LVwG T LVwG-2014/31/1573-1

LVwG-2014/31/1573-1Tribunal administratif régional11 août 2014

Regest

Übernahme von Kosten für Stehlampe, Zusatzleistungen, unabdingbare Aufwendungen für Hausrat

Texte intégral

Landesverwaltungsgericht Tirol LVwG-2014/31/1573-1

  • Dokumenttyp: Entscheidungstext
  • Entscheidungsdatum: 11.08.2014
  • ECLI: ECLI:AT:LVWGTI:2014:LVwG.2014.31.1573.1

Begründung

IM NAMEN DER REPUBLIK

Das Landesverwaltungsgericht Tirol hat durch seinen Richter Mag. Christian Hengl über die Beschwerde des A H, Adresse, vertreten durch GS, pA Verein zur Förderung des DOWAS – Chill Out, Heiliggeiststraße 8, 6020 Innsbruck, gegen den Bescheid der ABC vom 7.3.2014, Zl xxx,

zu Recht erkannt:

1. Gemäß §§ 27 und 28 Abs 2 VwGVG wird dem Antrag auf Übernahme der Kosten für eine Stehlampe im Ausmaß von € 12,99 auf der Grundlage des § 14 Abs 3 Tiroler Mindestsicherungsgesetz (TMSG) Folge gegeben. Dieser Betrag ist auf das bekannt gegebene Konto des Vereins zur Förderung der DOWAS zu überweisen.

Das Mehrbegehren von € 6,-- wird abgewiesen.

2. Gegen dieses Erkenntnis ist gemäß § 25a VwGG eine ordentliche Revision an den Verwaltungsgerichtshof nach Art 133 Abs 4 B-VG zulässig.

R e c h t s m i t t e l b e l e h r u n g

Soweit die ordentliche Revision an den Verwaltungsgerichtshof in Wien für zulässig erklärt worden ist, kann innerhalb von sechs Wochen ab dem Tag der Zustellung dieser Entscheidung eine ordentliche Revision erhoben werden.

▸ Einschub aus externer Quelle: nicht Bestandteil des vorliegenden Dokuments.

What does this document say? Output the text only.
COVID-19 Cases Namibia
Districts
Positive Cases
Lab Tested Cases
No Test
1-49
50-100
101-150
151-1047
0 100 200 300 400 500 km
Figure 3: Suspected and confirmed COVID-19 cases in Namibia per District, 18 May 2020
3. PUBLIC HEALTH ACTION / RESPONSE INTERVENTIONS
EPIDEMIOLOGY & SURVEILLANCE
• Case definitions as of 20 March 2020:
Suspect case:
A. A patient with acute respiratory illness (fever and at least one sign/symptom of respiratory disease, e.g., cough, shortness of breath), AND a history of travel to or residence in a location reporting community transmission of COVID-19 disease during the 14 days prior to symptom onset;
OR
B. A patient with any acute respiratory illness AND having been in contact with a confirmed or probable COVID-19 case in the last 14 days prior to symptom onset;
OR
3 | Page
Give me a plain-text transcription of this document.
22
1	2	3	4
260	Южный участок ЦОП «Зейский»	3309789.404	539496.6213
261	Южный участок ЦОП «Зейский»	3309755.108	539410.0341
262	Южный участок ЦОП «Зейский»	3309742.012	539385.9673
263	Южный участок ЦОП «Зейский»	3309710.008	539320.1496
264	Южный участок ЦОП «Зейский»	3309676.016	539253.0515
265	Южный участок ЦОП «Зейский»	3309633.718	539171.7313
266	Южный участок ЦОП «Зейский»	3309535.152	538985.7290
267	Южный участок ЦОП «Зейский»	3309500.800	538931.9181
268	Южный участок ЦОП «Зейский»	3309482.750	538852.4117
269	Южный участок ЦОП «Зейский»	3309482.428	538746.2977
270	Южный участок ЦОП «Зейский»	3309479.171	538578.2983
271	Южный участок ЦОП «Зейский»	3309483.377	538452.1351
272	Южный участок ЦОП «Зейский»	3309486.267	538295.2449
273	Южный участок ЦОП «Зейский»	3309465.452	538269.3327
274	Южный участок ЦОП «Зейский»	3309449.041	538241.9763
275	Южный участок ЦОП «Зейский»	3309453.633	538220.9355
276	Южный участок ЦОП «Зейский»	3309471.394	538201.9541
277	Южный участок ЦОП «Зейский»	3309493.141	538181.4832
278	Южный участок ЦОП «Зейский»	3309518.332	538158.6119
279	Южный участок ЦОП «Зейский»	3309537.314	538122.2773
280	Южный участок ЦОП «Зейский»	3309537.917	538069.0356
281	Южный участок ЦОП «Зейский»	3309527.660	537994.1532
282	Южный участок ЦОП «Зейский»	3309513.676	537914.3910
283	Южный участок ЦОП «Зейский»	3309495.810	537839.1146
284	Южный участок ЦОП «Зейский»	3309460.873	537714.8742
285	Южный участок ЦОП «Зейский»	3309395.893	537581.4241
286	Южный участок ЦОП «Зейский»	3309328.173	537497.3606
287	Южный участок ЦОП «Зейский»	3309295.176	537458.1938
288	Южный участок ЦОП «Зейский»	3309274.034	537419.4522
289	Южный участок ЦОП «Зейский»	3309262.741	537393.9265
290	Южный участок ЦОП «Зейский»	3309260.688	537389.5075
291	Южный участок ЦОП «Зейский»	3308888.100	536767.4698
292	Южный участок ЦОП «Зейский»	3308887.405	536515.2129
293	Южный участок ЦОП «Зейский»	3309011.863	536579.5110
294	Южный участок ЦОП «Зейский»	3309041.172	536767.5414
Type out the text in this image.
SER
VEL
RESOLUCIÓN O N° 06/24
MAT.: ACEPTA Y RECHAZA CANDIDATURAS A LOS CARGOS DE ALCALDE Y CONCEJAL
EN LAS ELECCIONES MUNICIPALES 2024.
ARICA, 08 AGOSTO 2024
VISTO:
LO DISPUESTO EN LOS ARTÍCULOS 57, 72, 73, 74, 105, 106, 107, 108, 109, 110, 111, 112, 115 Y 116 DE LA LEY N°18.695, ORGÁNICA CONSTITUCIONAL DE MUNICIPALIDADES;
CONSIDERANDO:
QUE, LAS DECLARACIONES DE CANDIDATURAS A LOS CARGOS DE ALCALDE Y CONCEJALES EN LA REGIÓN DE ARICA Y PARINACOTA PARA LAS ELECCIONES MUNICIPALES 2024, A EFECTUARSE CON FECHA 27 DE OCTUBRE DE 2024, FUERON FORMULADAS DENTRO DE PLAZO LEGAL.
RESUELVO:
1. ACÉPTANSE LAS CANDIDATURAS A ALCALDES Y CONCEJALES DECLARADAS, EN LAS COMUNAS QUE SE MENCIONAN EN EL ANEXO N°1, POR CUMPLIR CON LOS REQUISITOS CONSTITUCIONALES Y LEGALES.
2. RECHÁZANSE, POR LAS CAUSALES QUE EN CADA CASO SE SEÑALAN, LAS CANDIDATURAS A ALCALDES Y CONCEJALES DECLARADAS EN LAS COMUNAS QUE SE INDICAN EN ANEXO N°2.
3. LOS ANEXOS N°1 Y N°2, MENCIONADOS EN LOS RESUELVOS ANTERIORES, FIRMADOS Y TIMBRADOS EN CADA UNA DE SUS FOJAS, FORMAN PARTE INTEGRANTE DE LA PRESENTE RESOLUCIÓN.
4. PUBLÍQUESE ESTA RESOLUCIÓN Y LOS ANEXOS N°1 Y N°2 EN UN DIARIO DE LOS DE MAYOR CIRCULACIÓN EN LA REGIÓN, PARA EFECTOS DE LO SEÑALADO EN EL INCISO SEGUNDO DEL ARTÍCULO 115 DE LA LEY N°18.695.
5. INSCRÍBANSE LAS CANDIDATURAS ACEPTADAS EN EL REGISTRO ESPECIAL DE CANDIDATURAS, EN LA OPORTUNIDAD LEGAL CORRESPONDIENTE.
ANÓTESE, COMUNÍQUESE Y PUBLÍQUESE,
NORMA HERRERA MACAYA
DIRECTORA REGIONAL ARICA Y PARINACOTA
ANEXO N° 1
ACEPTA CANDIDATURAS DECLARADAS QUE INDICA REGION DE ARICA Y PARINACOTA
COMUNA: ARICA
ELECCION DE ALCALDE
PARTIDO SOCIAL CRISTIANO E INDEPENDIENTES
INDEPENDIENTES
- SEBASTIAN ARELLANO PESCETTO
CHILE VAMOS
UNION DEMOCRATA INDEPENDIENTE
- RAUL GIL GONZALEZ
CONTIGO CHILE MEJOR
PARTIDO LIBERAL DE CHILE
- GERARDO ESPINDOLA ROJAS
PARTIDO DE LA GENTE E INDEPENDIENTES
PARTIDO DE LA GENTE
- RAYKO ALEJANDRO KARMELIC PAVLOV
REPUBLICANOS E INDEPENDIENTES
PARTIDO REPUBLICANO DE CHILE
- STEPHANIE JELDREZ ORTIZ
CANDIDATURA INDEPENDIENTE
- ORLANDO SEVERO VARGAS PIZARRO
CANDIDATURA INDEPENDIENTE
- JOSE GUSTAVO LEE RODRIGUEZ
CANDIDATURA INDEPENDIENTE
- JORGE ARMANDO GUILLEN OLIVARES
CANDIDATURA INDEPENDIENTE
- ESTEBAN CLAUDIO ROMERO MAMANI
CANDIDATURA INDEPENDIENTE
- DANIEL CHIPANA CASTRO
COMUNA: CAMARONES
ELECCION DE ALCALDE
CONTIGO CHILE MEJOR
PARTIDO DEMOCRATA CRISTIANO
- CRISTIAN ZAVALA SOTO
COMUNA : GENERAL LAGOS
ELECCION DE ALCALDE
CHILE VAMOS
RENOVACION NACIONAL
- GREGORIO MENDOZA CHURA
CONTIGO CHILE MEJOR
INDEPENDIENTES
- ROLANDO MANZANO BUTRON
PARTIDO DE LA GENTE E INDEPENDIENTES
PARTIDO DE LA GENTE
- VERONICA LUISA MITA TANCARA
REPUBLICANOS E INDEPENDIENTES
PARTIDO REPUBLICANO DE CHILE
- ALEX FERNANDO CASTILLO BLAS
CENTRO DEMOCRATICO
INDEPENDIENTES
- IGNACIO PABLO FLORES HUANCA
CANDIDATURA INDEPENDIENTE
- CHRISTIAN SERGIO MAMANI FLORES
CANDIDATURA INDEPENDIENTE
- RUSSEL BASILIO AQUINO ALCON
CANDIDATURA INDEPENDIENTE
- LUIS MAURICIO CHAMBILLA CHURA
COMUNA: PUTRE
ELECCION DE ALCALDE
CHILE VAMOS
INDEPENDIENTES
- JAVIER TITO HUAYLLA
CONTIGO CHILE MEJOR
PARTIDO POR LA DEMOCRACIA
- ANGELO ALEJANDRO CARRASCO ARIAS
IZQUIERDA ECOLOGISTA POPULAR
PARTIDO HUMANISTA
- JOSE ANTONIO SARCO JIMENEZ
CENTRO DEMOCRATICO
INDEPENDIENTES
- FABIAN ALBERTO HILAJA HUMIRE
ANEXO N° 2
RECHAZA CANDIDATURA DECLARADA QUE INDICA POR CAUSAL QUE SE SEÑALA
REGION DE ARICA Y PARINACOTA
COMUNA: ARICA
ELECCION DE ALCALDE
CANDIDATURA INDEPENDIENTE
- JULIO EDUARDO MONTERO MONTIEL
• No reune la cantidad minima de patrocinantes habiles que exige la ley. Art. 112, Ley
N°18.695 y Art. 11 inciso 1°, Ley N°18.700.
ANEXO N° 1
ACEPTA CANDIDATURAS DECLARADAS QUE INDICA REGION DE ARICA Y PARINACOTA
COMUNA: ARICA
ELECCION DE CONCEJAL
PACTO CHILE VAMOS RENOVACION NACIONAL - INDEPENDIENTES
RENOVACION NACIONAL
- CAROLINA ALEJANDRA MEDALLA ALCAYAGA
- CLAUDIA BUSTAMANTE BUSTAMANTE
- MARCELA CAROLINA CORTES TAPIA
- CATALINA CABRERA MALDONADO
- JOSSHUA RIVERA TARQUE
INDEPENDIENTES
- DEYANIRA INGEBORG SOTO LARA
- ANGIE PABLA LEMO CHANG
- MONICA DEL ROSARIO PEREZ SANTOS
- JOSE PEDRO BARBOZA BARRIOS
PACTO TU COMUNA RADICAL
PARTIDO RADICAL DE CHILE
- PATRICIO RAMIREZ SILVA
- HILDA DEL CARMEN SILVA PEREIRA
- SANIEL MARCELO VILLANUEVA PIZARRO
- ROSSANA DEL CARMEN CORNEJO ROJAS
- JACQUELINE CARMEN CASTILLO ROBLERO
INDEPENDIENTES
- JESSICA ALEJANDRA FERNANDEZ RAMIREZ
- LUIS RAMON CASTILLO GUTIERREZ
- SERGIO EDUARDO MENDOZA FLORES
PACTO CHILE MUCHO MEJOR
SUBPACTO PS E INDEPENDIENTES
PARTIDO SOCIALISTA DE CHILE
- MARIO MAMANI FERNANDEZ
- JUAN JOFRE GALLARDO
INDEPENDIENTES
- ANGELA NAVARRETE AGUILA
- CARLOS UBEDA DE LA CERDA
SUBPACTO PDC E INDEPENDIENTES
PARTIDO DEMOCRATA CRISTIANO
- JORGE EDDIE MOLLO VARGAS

Im Fall der Nichtzulassung der ordentlichen Revision kann innerhalb dieser Frist nur die außerordentliche Revision an den Verwaltungsgerichtshof erhoben werden.

Wenn allerdings in einer Verwaltungsstrafsache oder in einer Finanzstrafsache eine Geldstrafe von bis zu 750 Euro und keine Freiheitsstrafe verhängt werden durfte und im Erkenntnis eine Geldstrafe von bis zu 400 Euro verhängt wurde, ist eine (ordentliche oder außerordentliche) Revision an den Verwaltungsgerichthof wegen Verletzung in Rechten nicht zulässig.

Jedenfalls kann gegen diese Entscheidung binnen sechs Wochen ab der Zustellung Beschwerde an den Verfassungsgerichtshof, Freyung 8, 1010 Wien, erhoben werden.

Die genannten Rechtsmittel sind von einem bevollmächtigten Rechtsanwalt bzw einer bevollmächtigten Rechtsanwältin abzufassen und einzubringen, und es ist eine Eingabegebühr von Euro 240,00 zu entrichten. Die Beschwerde an den Verfassungsgerichtshof ist direkt bei diesem, die (ordentliche oder außerordentliche) Revision an den Verwaltungsgerichtshof ist beim Landesverwaltungsgericht Tirol einzubringen.

E n t s c h e i d u n g s g r ü n d e

Der Beschwerdeführer hat – gestützt auf Kostenvoranschläge der Firma Möbelix in Rum vom 5.3.2014 – am 7.3.2014 einen Antrag auf Übernahme der Kosten für Wohnungsausstattung und Kleinhausrat gemäß § 14 Abs 3 TMSG gestellt.

Die in den beiden Kostenvoranschlägen verzeichneten Aufwendungen wurden bis auf die Übernahme einer Stehleuchte im Wert von € 12,99 mit dem bekämpften Bescheid zugesprochen.

Einem digitalen Aktenvermerk der Erstbehörde lässt sich entnehmen, dass dem nunmehrigen Beschwerdeführer nach Rücksprache mit dem Amtsvorstand bestätigt worden sei, dass eine Stehlampe nicht genehmigt werde und damit kein ablehnender Bescheid notwendig sei.

Dagegen richtet sich das fristgerecht erhobene Rechtsmittel, in welchem zusammenfassend ausgeführt wird, dass die beantragte Stehlampe deswegen, weil sich im Zimmer keine Lichtquelle befinde, zumal sich in der Deckenmitte lediglich Kabel befinden, an welchen eine Lampe angeschlossen werden könne, notwendig sei.

Da der Beschwerdeführer nicht über das entsprechende Fachwissen zum Anschließen einer Lampe verfüge, erschien es sparsamer, eine Stehlampe zu beantragen, um keine weiteren Montagekosten zu verursachen.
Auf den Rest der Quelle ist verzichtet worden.